Segundo o ensinamento romano-católico, tanto a Igreja como o povo judaico permanecem em
aliança com Deus. Nós ambos, portanto, temos missões diante de Deus a empreender no
mundo. A Igreja crê que a missão do povo judaico não está restrita ao seu papel
histórico como o povo do qual Jesus nasceu “segundo a carne” (Rm 9,5) e de quem os
apóstolos da Igreja vieram. Como o cardeal Joseph Ratzinger escreveu recentemente: “A
providência divina ... tem obviamente dado a Israel uma missão particular nesse ‘tempo
dos gentílicos’.” Somente o próprio povo judaico, porém, pode articular a sua missão
“à luz da sua própria experiência religiosa”.
No entanto, a Igreja percebe que a missão do povo judaico ad gentes (às
nações) continua. Essa é uma missão que a Igreja também persegue no seu modo próprio
de acordo com o seu entendimento da aliança. O mando do Jesus Ressuscitado em Mateus 28,19
de fazer discípulos “de todas as nações” (grego = etnê, o cognato
hebraico = goyím; isso é das nações que não sejam Israel) significa que a Igreja
deve dar testemunho no mundo à Boa Nova de Cristo, como assim preparar o mundo para a
plenitude do reinado de Deus. No entanto, a tarefa evangelizadora não mais inclui o desejo
de absorver a fé judaica na Cristandade, terminando assim o testemunho distintivo dos
judeus de Deus na história humana.
Assim, enquanto a Igreja Católica considera o ato salvador de Cristo como central para o
processo da salvação humana para todos, também reconhece que os judeus já habitam na
aliança salvadora com Deus. A Igreja Católica deve sempre evangelizar e vai sempre
testemunhar a sua fé na presença do reinado de Deus em Jesus Cristo aos judeus e a todas
as outras pessoas. Fazendo isso, a Igreja Católica respeita plenamente os princípios da
liberdade religiosa e da liberdade da consciência, assim que convertidos individuais
sinceros de qualquer tradição ou povo, incluindo o povo judaico, sejam bem-vindos e
aceitos.
No entanto, agora reconhece que os judeus são também chamados por Deus para prepararem
o mundo para o reinado de Deus. O seu testemunho do reino, o qual não se originou com a
experiência da Igreja de Cristo crucificado e ressuscitado, não deve ser mutilado tentando
a conversão do povo judaico à Cristandade. O testemunho distintivo judaico deve ser
sustido, se os católicos e os judeus forem verdadeiramente para ser, como o Papa Paulo II o
visionou, “uma bênção uns aos outros”. Assim está de acordo com a promissão divina
expressa no Novo Testamento, que os judeus são chamados para “servirem a Deus sem medo,
em santidade e retidão diante de Deus para todos os [seus] dias” (Lucas 1,74-75).

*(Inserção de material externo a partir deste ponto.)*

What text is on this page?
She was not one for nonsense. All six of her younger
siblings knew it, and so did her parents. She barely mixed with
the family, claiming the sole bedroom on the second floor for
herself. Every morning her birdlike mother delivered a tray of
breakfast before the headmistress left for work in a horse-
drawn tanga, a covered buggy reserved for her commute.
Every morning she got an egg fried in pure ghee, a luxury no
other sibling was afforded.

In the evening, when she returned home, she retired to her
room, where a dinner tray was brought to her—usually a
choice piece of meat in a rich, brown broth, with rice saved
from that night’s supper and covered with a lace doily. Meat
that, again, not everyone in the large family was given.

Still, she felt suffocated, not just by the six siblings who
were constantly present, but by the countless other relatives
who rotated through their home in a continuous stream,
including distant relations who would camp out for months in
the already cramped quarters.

Com o povo judaico, a Igreja Católica, nas palavras de Nostra Aetate, “aguarda
o dia, conhecido por Deus só, quando todos os povos clamarão a Deus com uma só voz,
servindo-O ombro a ombro” (Sf 3,9; veja Is 66,23; Sl 65,4; Rm 11,11-32).
REFLEXÕES JUDAICAS
A Missão dos Judeus e a Perfeição do Mundo
Na procura sem fim de trazer sentido à vida, as comunidades, justamente como os
indivíduos, tentam a definir a sua missão no mundo. Assim, certamente, o é para os
judeus.
A missão dos judeus faz parte da missão tripartite que está radicada na Escritura,
desenvolvendo-se nas fontes judaicas posteriores.

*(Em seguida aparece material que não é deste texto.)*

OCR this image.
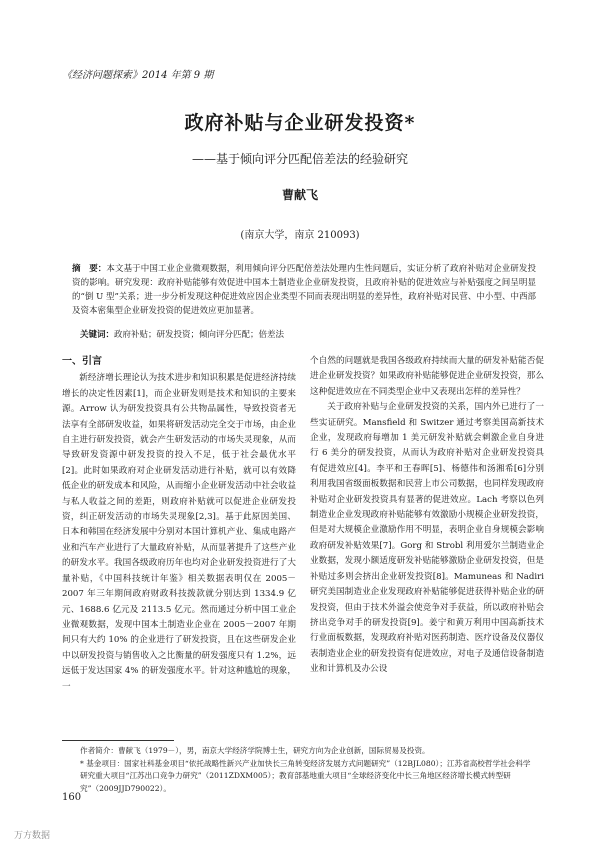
《经济问题探索》2014 年第 9 期
政府补贴与企业研发投资*
——基于倾向评分匹配倍差法的经验研究
曹献飞
(南京大学，南京 210093)
摘　要：本文基于中国工业企业微观数据，利用倾向评分匹配倍差法处理内生性问题后，实证分析了政府补贴对企业研发投资的影响。研究发现：政府补贴能够有效促进中国本土制造业企业研发投资，且政府补贴的促进效应与补贴强度之间呈明显的“倒 U 型”关系；进一步分析发现这种促进效应因企业类型不同而表现出明显的差异性，政府补贴对民营、中小型、中西部及资本密集型企业研发投资的促进效应更加显著。
关键词：政府补贴；研发投资；倾向评分匹配；倍差法

一、引言

新经济增长理论认为技术进步和知识积累是促进经济持续增长的决定性因素[1]，而企业研发则是技术和知识的主要来源。Arrow 认为研发投资具有公共物品属性，导致投资者无法享有全部研发收益，如果将研发活动完全交于市场，由企业自主进行研发投资，就会产生研发活动的市场失灵现象，从而导致研发资源中研发投资的投入不足，低于社会最优水平[2]。此时如果政府对企业研发活动进行补贴，就可以有效降低企业的研发成本和风险，从而缩小企业研发活动中社会收益与私人收益之间的差距，则政府补贴就可以促进企业研发投资，纠正研发活动的市场失灵现象[2,3]。基于此原因美国、日本和韩国在经济发展中分别对本国计算机产业、集成电路产业和汽车产业进行了大量政府补贴，从而显著提升了这些产业的研发水平。我国各级政府历年也均对企业研发投资进行了大量补贴，《中国科技统计年鉴》相关数据表明仅在 2005－2007 年三年期间政府财政科技拨款就分别达到 1334.9 亿元、1688.6 亿元及 2113.5 亿元。然而通过分析中国工业企业微观数据，发现中国本土制造业企业在 2005－2007 年期间只有大约 10% 的企业进行了研发投资，且在这些研发企业中以研发投资与销售收入之比衡量的研发强度只有 1.2%，远远低于发达国家 4% 的研发强度水平。针对这种尴尬的现象，一

个自然的问题就是我国各级政府持续而大量的研发补贴能否促进企业研发投资？如果政府补贴能够促进企业研发投资，那么这种促进效应在不同类型企业中又表现出怎样的差异性？

关于政府补贴与企业研发投资的关系，国内外已进行了一些实证研究。Mansfield 和 Switzer 通过考察美国高新技术企业，发现政府每增加 1 美元研发补贴就会刺激企业自身进行 6 美分的研发投资，从而认为政府补贴对企业研发投资具有促进效应[4]。李平和王春晖[5]、杨德伟和汤湘希[6]分别利用我国省级面板数据和民营上市公司数据，也同样发现政府补贴对企业研发投资具有显著的促进效应。Lach 考察以色列制造业企业发现政府补贴能够有效激励小规模企业研发投资，但是对大规模企业激励作用不明显，表明企业自身规模会影响政府研发补贴效果[7]。Gorg 和 Strobl 利用爱尔兰制造业企业数据，发现小额适度研发补贴能够激励企业研发投资，但是补贴过多则会挤出企业研发投资[8]。Mamuneas 和 Nadiri 研究美国制造业企业发现政府补贴能够促进获得补贴企业的研发投资，但由于技术外溢会使竞争对手获益，所以政府补贴会挤出竞争对手的研发投资[9]。姜宁和黄万利用中国高新技术行业面板数据，发现政府补贴对医药制造、医疗设备及仪器仪表制造业企业的研发投资有促进效应，对电子及通信设备制造业和计算机及办公设

作者简介：曹献飞（1979－），男，南京大学经济学院博士生，研究方向为企业创新，国际贸易及投资。
* 基金项目：国家社科基金项目“依托战略性新兴产业加快长三角转变经济发展方式问题研究”（12BJL080）；江苏省高校哲学社会科学研究重大项目“江苏出口竞争力研究”（2011ZDXM005）；教育部基地重大项目“全球经济变化中长三角地区经济增长模式转型研究”（2009JJD790022）。
160
万方数据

Há, primeiro, a missão de aliança: o ímpeto sempre-formativo para a vida
judaica, do qual resulta a aliança entre Deus e os judeus.

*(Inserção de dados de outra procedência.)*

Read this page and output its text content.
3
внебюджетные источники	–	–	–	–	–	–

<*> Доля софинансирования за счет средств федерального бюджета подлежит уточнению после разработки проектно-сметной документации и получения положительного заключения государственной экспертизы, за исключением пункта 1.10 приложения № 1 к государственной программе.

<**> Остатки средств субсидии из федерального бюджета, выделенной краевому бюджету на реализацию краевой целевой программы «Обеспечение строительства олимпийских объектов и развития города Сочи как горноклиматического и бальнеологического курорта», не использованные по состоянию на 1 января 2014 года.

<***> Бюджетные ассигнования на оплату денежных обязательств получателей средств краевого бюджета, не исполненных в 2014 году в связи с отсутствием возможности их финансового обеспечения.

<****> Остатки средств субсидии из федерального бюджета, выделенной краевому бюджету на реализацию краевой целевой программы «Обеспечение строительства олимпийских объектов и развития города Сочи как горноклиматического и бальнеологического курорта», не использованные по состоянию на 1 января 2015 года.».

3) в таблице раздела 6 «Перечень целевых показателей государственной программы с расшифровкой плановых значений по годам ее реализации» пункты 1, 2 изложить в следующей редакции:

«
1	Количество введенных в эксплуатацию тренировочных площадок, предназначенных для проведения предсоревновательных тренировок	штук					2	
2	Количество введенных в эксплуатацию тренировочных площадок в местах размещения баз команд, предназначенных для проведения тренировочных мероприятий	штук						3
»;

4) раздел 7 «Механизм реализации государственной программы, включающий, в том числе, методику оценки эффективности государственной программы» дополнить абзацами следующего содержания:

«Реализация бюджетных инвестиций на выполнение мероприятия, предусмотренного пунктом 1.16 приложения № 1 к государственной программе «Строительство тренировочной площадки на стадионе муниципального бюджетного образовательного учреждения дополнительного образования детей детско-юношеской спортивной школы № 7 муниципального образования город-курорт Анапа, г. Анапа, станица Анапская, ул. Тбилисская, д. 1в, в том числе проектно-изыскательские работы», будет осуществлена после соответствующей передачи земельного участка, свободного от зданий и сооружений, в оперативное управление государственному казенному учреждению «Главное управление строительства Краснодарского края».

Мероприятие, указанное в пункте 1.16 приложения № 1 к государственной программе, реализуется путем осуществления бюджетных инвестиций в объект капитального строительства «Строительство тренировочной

Segundo, a missão de testemunho, pela qual os judeus se vêem (e são
freqüentemente vistos por outros) como as testemunhas eternas de Deus da Sua existência e
do Seu poder redentor no mundo.
E terceiro, a missão de humanidade, missão essa que entende a história bíblica
dos judeus como contendo mensagem a mais gente do que os judeus só.
A Missão da Aliança
Os judeus são a semente de Abraão, Isaac e Jacó, a incorporação física da aliança
de Deus com esses ancestrais.
Abraão não só parte em viagem à Terra de Canaã depois de ser chamado por Deus, mas,
quando tinha noventa anos de idade, Deus lhe aparece dizendo-lhe: “Anda nos Meus caminhos
e seja imaculado. Vou estabelecer a Minha aliança entre Mim e ti, fazendo-te extremamente
numeroso.” A aliança é descrita como “eterno, ... para ser Deus para ti e tua
descendência por vir”. A aliança envolve a Terra de Canaã, a qual é posse eterna. Há
símbolo físico da aliança: a circuncisão de todos os masculinos no oitavo dia das suas
vidas.
A aliança é tanto física como espiritual. Os judeus são um povo físico. A aliança
é aliança da carne. A Terra é lugar físico. Mas é também aliança do espírito, pois
está conexa ao “andar nos Seus caminhos”.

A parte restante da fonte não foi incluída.